Hubbard’s Tim Maiorca has been in remission for seven years. He was diagnosed in 2002 with the same disease that killed his dad. When his dad was diagnosed, he was warned to get checked.
“It all went in one ear and out the other. I thought, ‘I don’t need this. I’m healthy.’ If I could go back in time, I would tell myself to get a colonoscopy. It’s a piece of cake. If I would’ve known how easy it is, I would turn back time and tell myself to get one.”
Molly McMaster, president of The Colon Club, which produces the calendar, said it’s unusual that they ended up with two models from the same area.
It’s a reversal of sorts for Tim.
“When I first had the surgery, I was self-conscious about my scar,” he said. “But now I don’t care. It’s like a coming-out party.”

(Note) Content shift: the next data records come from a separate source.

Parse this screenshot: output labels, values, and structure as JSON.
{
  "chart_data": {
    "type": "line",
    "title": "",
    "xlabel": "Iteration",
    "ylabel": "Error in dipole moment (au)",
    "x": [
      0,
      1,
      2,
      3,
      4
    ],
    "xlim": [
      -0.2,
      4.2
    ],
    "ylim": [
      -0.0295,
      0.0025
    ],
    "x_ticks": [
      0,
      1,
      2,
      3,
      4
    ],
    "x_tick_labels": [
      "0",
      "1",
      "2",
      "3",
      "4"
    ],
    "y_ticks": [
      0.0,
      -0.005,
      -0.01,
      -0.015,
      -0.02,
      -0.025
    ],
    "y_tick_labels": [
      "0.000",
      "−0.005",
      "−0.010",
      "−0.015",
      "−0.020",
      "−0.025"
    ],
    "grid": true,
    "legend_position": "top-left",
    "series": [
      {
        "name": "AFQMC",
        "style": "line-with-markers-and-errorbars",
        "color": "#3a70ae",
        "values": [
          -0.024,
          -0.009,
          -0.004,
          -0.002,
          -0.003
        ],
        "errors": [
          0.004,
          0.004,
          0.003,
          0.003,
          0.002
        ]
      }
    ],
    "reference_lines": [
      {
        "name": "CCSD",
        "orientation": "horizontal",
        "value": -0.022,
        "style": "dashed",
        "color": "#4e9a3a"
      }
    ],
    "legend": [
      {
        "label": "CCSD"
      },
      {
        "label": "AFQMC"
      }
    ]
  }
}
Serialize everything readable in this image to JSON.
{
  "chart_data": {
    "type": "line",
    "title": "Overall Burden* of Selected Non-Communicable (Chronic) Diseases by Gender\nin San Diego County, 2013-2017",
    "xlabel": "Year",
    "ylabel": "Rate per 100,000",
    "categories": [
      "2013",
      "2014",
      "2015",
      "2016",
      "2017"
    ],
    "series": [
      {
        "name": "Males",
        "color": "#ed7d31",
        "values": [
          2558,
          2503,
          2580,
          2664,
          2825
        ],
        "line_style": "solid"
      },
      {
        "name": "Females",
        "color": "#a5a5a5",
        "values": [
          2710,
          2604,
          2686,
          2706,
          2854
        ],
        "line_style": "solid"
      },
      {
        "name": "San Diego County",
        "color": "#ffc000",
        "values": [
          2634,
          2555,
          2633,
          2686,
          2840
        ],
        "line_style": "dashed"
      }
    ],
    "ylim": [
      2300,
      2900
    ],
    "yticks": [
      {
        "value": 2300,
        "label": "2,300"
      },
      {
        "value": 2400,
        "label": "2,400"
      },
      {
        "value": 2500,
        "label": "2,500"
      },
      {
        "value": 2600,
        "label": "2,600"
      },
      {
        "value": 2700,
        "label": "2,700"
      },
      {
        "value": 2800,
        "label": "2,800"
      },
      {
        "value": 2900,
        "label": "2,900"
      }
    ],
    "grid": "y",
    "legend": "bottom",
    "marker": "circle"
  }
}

Wills looks at the calendar as a key benchmark.
“This has been the longest journey of my life, but it also feels like it was just yesterday. Being a model for the colondar is just another one of those grateful moments. I have the opportunity to be here and to see that what I’ve been through has been worth it.”
Wills is adamant that people under 50 should take signs such as bloody stool and persistent abdominal pain seriously.
Fithian says many of her friends now have had colonoscopies as a result of her daughter’s experience.
“If it can happen to her, it can happen to anyone,” she said.